Ednéia Golçalves makes an assessment of the right to education in the continent and challenges people to review their own knowledge on the region
The recognition of the African knowledge is a global challenge for the right to education; whether they be north-south or south-south, “all cooperations become legitimate when they offer the possibility of exchanging knowledge”, affirms Ednéia Gonçalves. Sociologist and educator, she has been working for more than twenty years with education projects and since 2005 she coordinates the development of technical cooperation projects in the area of education in several African countries.
According to the panelist, who participated in the seminar “The right to education in the global context”, in Africa there is a strong resistance to international cooperation because it is perceived as a set of proposals that are based on the financing of international goals or of transnational companies under a dehumanizing logic of social capital production.
Moreover, the relation with international cooperation established in African countries echoes the recent memory of a colonial past, which is the main identity feature that unifies Africans, in the panelist’s view. “For example, there are Portuguese speaking countries that obtained their independence just thirty five years ago. In this room, for instance, there are people who have lived longer than that.”

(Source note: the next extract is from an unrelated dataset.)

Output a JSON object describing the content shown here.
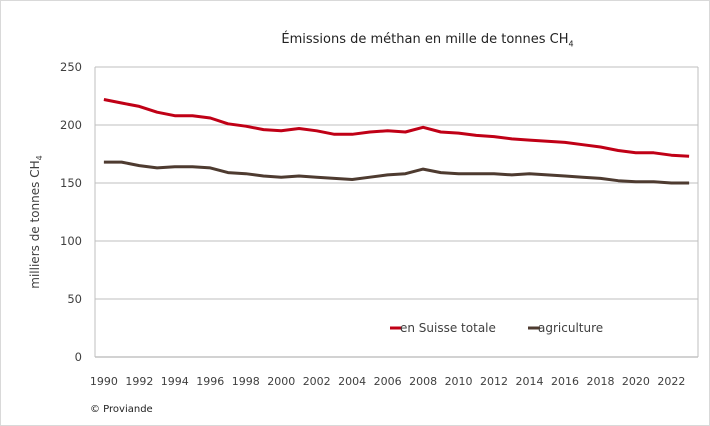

However, recognizing the African knowledge implies to overcome the historic guilt stemming from colonization, it implies to overcome the preconceptions about Africa- “in general, as a country of ancestral cultures, not to mention primitive”, she said. “We have to think over our own knowledge about this continent, this is our big challenge”, Ednéia said.. “What do really know about Africa? What are the foundations of those convictions? To what extent do the data we receive on the continent regarding illiteracy, AIDS, poverty, for example, facilitate the understanding of education issues in Africa nowadays?”, she asked.
The daily challenges are many, but she strived to identify the key points that call for a shift in how the rest of the continents view Africa: a) to question the cooperation sense and face the assitentialism currently prevailing in the international financing proposals; b) to expand the concept of democracy and culture of peace in order to build horizontally but also vertically, standing against the totalitarianisms existing in some countries; c) to devise new participation mechanisms while taking into account that in Africa social movements and networks are not able to participate in the many forums due to communication and computerization barriers and lack of contact by land. “It is also essential to have a deeper knowledge on the continent. Africa has lots to teach and trying to know it may help us to overcome our guilt and solve historic bewilderment and nightmares”, she concluded.